Why is my @agent
not using tools!
AI Agents unlock new and exciting ways to use and leverage LLMs to do things for you as opposed to just reply with text. However, these LLMs are still not fully intelligent and like other implementations of LLMs - this method is not without its “gotchas”.
Like other LLM problems, this mostly comes down to the model you are using and as always a more powerful & capable model yields better results. When using agents, we recommend the best model you can run.
caveat: There are some smaller models that are specifically trained for JSON/function calling and they can be used in lieu of just a larger model, but this has its own drawbacks when you want to then get the final response back as a normal chat. In general, you should use a general text/instruct model.
What even is an agent?
Without getting too technical there is some foundational knowledge to understand what an “AI Agent” even is. The below graphics really describe what LLMs are doing and “reasoning” about. As you can see, its no different that a specifically formatted text response!

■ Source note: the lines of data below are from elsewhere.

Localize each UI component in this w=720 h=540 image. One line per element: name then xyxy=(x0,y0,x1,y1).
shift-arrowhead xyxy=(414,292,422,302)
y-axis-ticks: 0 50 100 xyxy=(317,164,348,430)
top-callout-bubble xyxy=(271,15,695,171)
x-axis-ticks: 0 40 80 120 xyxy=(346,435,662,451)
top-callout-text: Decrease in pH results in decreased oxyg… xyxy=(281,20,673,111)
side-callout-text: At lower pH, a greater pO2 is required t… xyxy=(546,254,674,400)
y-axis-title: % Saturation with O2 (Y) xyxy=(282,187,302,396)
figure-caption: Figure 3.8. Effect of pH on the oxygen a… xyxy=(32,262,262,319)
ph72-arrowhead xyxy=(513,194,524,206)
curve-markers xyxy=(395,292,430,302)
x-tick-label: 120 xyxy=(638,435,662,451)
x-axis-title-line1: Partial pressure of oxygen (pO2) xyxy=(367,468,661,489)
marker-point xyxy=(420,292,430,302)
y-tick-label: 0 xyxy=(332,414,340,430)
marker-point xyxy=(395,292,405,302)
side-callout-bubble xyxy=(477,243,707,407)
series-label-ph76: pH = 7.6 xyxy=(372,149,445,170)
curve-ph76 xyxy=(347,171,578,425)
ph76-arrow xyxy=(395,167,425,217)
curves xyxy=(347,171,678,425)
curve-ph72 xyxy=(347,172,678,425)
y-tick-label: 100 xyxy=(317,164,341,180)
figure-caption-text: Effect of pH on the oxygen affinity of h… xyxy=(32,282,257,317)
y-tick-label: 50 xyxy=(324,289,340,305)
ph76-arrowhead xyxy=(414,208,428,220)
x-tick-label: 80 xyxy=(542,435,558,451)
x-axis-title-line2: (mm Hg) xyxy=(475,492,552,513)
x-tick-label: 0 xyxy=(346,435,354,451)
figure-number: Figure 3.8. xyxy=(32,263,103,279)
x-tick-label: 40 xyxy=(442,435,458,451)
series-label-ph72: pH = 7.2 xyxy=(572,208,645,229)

So now that we know LLMs are basically doing an extra step in between your prompt and it’s final answer, any agent’s implementation usually goes wrong in the JSON generation part.

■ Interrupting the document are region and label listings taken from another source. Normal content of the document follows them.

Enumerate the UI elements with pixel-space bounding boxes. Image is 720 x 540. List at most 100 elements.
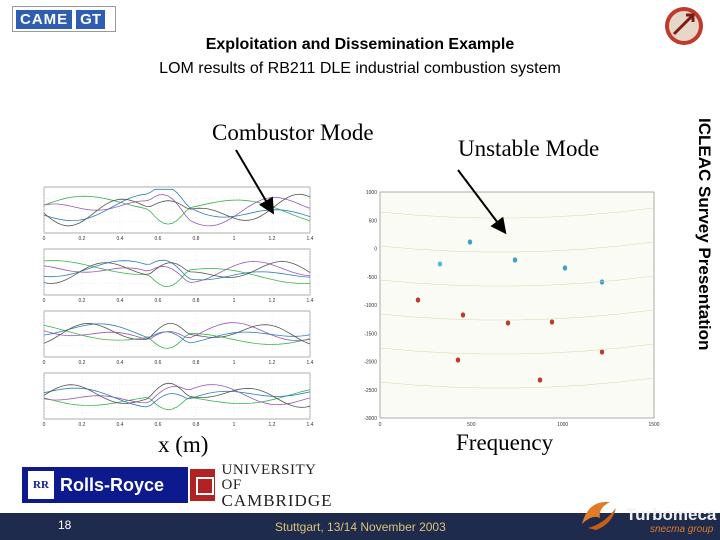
x-tick-label: 0.6 [155,236,162,242]
series-line [43,322,311,341]
x-tick-label: 500 [467,422,476,428]
contour-core [415,297,421,303]
slide-subtitle: LOM results of RB211 DLE industrial comb… [159,60,561,77]
contour-core [599,279,605,285]
x-tick-label: 0 [379,422,382,428]
x-tick-label: 1 [233,298,236,304]
series-line [43,261,311,283]
contour-band [379,275,655,287]
x-tick-label: 0.4 [117,422,124,428]
unstable-mode-label: Unstable Mode [458,136,600,161]
contour-band [379,309,655,321]
footer-text: Stuttgart, 13/14 November 2003 [275,520,446,534]
x-axis-label: x (m) [158,432,209,457]
series-line [43,389,311,411]
series-line [43,323,311,344]
y-tick-label: -1000 [364,303,377,309]
contour-band [379,207,655,219]
x-tick-label: 1 [233,422,236,428]
y-tick-label: 1000 [366,190,377,196]
rolls-royce-badge-icon: RR [28,471,54,499]
contour-core [599,349,605,355]
x-tick-label: 1.4 [307,236,314,242]
x-tick-label: 0.6 [155,298,162,304]
x-tick-label: 1.2 [269,298,276,304]
x-tick-label: 1.2 [269,422,276,428]
turbomeca-name: Turbomeca [626,505,717,524]
x-tick-label: 1 [233,236,236,242]
logo-came-text: CAME [16,9,73,29]
x-tick-label: 1000 [557,422,568,428]
x-tick-label: 1500 [648,422,659,428]
cambridge-line2: CAMBRIDGE [221,490,333,510]
x-tick-label: 0.2 [79,298,86,304]
side-title-text: ICLEAC Survey Presentation [695,118,714,351]
x-tick-label: 0 [43,236,46,242]
contour-core [437,261,443,267]
x-tick-label: 0 [43,360,46,366]
turbomeca-swirl-icon [582,501,616,530]
contour-core [460,312,466,318]
cambridge-logo: UNIVERSITY OF CAMBRIDGE [190,461,338,509]
side-title: ICLEAC Survey Presentation [692,118,716,408]
rolls-royce-text: Rolls-Royce [60,474,165,495]
frequency-label: Frequency [456,430,554,455]
x-tick-label: 0.2 [79,360,86,366]
x-tick-label: 0.4 [117,298,124,304]
x-tick-label: 1.2 [269,236,276,242]
series-line [43,259,311,281]
turbomeca-subtitle: snecma group [650,524,714,535]
contour-band [379,241,655,253]
series-line [43,260,311,288]
emblem-logo-icon [665,7,703,45]
x-tick-label: 1.4 [307,360,314,366]
contour-core [562,265,568,271]
series-line [43,261,311,284]
y-tick-label: 0 [374,247,377,253]
y-tick-label: 500 [369,218,378,224]
x-tick-label: 0 [43,298,46,304]
x-tick-label: 0.4 [117,360,124,366]
cambridge-crest-icon [190,469,216,501]
y-tick-label: -2000 [364,360,377,366]
x-tick-label: 0.8 [193,360,200,366]
x-tick-label: 0 [43,422,46,428]
contour-band [379,343,655,355]
y-tick-label: -2500 [364,388,377,394]
rolls-royce-logo: RR Rolls-Royce [22,467,188,503]
x-tick-label: 1 [233,360,236,366]
contour-core [549,319,555,325]
came-gt-logo: CAME GT [12,6,116,32]
x-tick-label: 1.4 [307,422,314,428]
x-tick-label: 0.2 [79,236,86,242]
y-tick-label: -500 [367,275,377,281]
y-tick-label: -3000 [364,416,377,422]
combustor-mode-label: Combustor Mode [212,120,374,145]
x-tick-label: 0.6 [155,360,162,366]
x-tick-label: 1.4 [307,298,314,304]
contour-core [505,320,511,326]
cambridge-line1: UNIVERSITY OF [221,461,316,493]
combustor-mode-plots: 0 0.2 0.4 0.6 0.8 1 1.2 1.4 0 0.2 0.4 0.6 0.8 1 1.2 1.4… [24,183,340,428]
x-tick-label: 0.8 [193,236,200,242]
series-line [43,325,311,349]
x-tick-label: 0.2 [79,422,86,428]
contour-core [455,357,461,363]
contour-band [379,377,655,389]
slide-title: Exploitation and Dissemination Example [205,36,515,53]
x-tick-label: 0.6 [155,422,162,428]
contour-core [467,239,473,245]
series-line [43,382,311,408]
x-tick-label: 0.4 [117,236,124,242]
contour-core [512,257,518,263]
series-line [43,322,311,345]
x-tick-label: 0.8 [193,422,200,428]
page-number: 18 [58,518,72,532]
y-tick-label: -1500 [364,331,377,337]
contour-frame [379,191,655,419]
logo-gt-text: GT [76,9,106,29]
x-tick-label: 0.8 [193,298,200,304]
x-tick-label: 1.2 [269,360,276,366]
contour-core [537,377,543,383]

Okay, so now that we know how this pipeline works in order for an agent to even function works, how can we solve and debug issues?
Some LLMs are bad at generating JSON and even worse at following instructions.
️💡
Tip: Cloud based (un-quantized) models are typically dramatically better at following instructions and forming valid JSON matching the required tool-call.
You can use a cloud based model for just agent calls in AnythingLLM and use an open-source model for normal chatting.
The main issue we see with agents are people who want to use a smaller parameter model that is heavily quantized and want to get GPT-level quality tool interactions. Below are the reasons + ways to mitigate the effects of bad tool calls and their common solutions.
Model is hallucinating a tool call.
When a tool is actually called you will see what we call a “thought” output to the UI. This indicates that the tool was actually called. If the LLM responds with information and you don’t see a thought-chain, it is likely making up the output and pretended to call a tool.
Common Solutions
- Swap to a high quantization version or larger param model
/reset
chat history and re-ask the prompt
LLM says it cannot call XYZ
tool.
Some models are aligned too heavily and will refuse to use some tools because of their training. This is common for requests like website scraping.
Common Solutions
- Swap to a high quantization version, larger param model, or less restricted model
/reset
chat history and re-ask the prompt- Turn off tools you are not using to reduce prompt window size
LLM is refusing to even detect or call a tool at all.
Open-source models, with their quantization and limited context window are suspectable to just refusing to discover or correct call a tool properly.
When tools are injected into the LLMs prompt for discovery and execution they can quite often be “overloaded” with information or due to their quantization are unable to create valid JSON that exactly matches the schema required for a tool call to succeed. The LLM is simply generating JSON, something lower-param and quantized models are particularly bad at!
AnythingLLM however does make some significant corrections to have slightly invalid JSON be formatted properly so a call can succeed, but we can only do so much on this front.
Common Solutions
- Swap to a high quantization version, larger param model, or less restricted model
/reset
chat history and re-ask the prompt (chat history can sometimes impact output of JSON)- Turn off tools you are not using to reduce prompt window size and load on prompt.